When I ask Henry if he ever questions whether the information he’s transmitting is accurate, he surprises me by admitting that he isn’t aiming for perfection. “I still sometimes am wrong,” he says. “I aim to be about 80 percent on.” He sometimes compares himself to a mailman, just delivering a message. But he’s okay with his odds. “I just kind of trust the process.”
On one episode of Life After Death, Henry visits his old elementary school and reminisces about what life was like before his psychic ability began to manifest. Things were simpler before the spirit presences, and before fame. “In order to survive, I’ve carved out a life for myself,” he says. “In my free time, the last thing I’m inclined to do is go to a club or go to a rave.” Early episodes of Hollywood Medium showed an assistant trying to get him to go out and party in L.A., but that plotline was quickly dropped.
His physical health has been imperiled for as long as he’s been famous. Around the time he started working on his first show, he started experiencing debilitating headaches and was diagnosed with a benign cyst in his brain that must be routinely drained when it gets too big, since it’s too dangerous to remove entirely. (“I have wondered if it relates to my ability at all,” Henry says.) He also suffered from a collapsed lung in 2019, and he has congenital blebs — small air-filled cysts — on his lungs, which must also be monitored. There are a lot of doctor’s appointments. Henry attributes these issues to the toll his work takes on his body and compares himself to a professional basketball player who keeps getting injured. “It’s the biggest question I have: Why, if this is something of a gift, does it come at a cost?” he says.

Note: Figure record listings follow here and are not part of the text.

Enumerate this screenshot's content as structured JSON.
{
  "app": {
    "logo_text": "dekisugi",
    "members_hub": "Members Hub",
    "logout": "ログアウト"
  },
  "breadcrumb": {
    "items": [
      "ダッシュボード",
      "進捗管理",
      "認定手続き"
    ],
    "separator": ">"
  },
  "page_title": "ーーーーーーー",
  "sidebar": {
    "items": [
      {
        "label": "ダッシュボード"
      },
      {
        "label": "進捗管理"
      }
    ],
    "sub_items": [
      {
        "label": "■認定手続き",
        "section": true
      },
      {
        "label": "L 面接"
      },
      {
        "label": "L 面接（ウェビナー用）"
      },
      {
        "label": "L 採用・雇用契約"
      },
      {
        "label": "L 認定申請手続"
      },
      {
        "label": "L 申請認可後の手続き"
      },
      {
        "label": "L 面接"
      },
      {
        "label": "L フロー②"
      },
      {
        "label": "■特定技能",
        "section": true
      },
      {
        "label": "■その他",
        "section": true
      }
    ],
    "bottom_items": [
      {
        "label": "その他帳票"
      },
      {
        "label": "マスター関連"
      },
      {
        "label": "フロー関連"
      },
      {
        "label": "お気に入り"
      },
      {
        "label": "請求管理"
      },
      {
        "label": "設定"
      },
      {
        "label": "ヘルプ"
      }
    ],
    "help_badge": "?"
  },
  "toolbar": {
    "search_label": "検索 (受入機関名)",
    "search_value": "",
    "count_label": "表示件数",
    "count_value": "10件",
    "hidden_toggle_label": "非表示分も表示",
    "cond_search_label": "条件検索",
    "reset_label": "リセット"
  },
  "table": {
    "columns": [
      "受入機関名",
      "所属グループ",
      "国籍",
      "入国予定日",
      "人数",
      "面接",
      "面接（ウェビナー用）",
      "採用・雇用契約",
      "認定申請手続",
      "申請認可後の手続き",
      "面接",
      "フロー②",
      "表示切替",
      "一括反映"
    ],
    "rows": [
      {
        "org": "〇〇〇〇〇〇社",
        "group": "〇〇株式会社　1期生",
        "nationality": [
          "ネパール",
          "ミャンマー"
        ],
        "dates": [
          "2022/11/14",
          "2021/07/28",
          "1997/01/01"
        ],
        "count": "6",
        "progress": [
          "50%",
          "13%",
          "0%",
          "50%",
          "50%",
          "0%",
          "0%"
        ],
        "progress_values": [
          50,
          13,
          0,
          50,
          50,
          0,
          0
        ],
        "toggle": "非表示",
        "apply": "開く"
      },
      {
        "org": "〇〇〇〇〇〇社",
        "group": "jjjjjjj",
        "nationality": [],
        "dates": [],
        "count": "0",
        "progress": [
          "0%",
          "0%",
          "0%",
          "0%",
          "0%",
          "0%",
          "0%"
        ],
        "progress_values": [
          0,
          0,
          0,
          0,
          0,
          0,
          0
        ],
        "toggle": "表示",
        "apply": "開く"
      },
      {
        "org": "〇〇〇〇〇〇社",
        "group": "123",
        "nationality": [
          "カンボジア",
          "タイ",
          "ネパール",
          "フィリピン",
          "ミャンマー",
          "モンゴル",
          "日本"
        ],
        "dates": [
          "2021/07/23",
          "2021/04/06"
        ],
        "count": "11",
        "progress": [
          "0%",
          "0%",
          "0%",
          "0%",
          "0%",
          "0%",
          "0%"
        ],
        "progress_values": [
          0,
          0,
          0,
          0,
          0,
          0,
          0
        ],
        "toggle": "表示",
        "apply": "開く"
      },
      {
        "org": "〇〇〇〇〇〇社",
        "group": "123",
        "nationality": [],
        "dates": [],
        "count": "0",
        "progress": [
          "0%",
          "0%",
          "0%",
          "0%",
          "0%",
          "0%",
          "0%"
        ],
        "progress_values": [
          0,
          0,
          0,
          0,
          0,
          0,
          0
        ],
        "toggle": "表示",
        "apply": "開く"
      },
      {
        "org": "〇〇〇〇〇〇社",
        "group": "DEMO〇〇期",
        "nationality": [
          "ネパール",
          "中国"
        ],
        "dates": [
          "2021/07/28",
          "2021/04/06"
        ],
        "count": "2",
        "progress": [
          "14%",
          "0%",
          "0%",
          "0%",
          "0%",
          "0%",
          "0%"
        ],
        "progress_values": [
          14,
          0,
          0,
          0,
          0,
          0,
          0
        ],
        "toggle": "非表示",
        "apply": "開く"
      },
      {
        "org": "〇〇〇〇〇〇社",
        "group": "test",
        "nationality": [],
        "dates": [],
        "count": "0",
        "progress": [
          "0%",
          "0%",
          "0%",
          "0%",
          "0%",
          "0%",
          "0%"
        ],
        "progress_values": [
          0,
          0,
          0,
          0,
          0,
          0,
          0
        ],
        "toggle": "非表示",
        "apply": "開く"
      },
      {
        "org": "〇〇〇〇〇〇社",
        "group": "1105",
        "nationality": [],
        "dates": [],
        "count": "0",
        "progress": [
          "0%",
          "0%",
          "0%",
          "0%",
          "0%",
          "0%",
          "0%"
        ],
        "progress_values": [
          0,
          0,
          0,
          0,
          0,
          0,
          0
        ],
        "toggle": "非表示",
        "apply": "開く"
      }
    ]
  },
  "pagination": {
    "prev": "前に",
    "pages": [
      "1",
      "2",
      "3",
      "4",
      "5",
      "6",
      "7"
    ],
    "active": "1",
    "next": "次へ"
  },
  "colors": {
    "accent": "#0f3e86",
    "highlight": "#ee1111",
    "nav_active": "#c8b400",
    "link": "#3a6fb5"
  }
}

Stopping isn’t an option, either. If he goes too long without doing readings, feelings that aren’t his own begin crowding his consciousness. “If I want to take three weeks off, by week No. 2, I start feeling a little funny and even funnier and even funnier,” he tells me. “Why do I feel a connection to a divorced mother? Why do I feel sadness over not calling my alcoholic son? I don’t have an alcoholic son.” He has described the feeling as being “spiritually constipated.”
“I’m here for a good time, not necessarily here for a long time,” he says with his trademark smile. I ask him my last burning question: Will he and Clint ever get married? They’re getting hitched in December, actually, after rejecting an October 30 wedding date for being “too creepy.” Henry’s looking forward to the milestone. More than most people, he’s aware of life’s transience. As we gaze around at the gravestones and mausoleums that surround us, Henry reflects on his own eventual death. “Mortality is a constant in my life, in my work, in my personal life with my health struggles, death has touched every aspect,” he says. “And so when it comes time, it’ll be okay. I genuinely feel cool with it.” Left unsaid, because to Henry it’s obvious, is that believing you’ll be able to check in with your loved ones from the spirit realm probably makes death seem like much less of a big deal.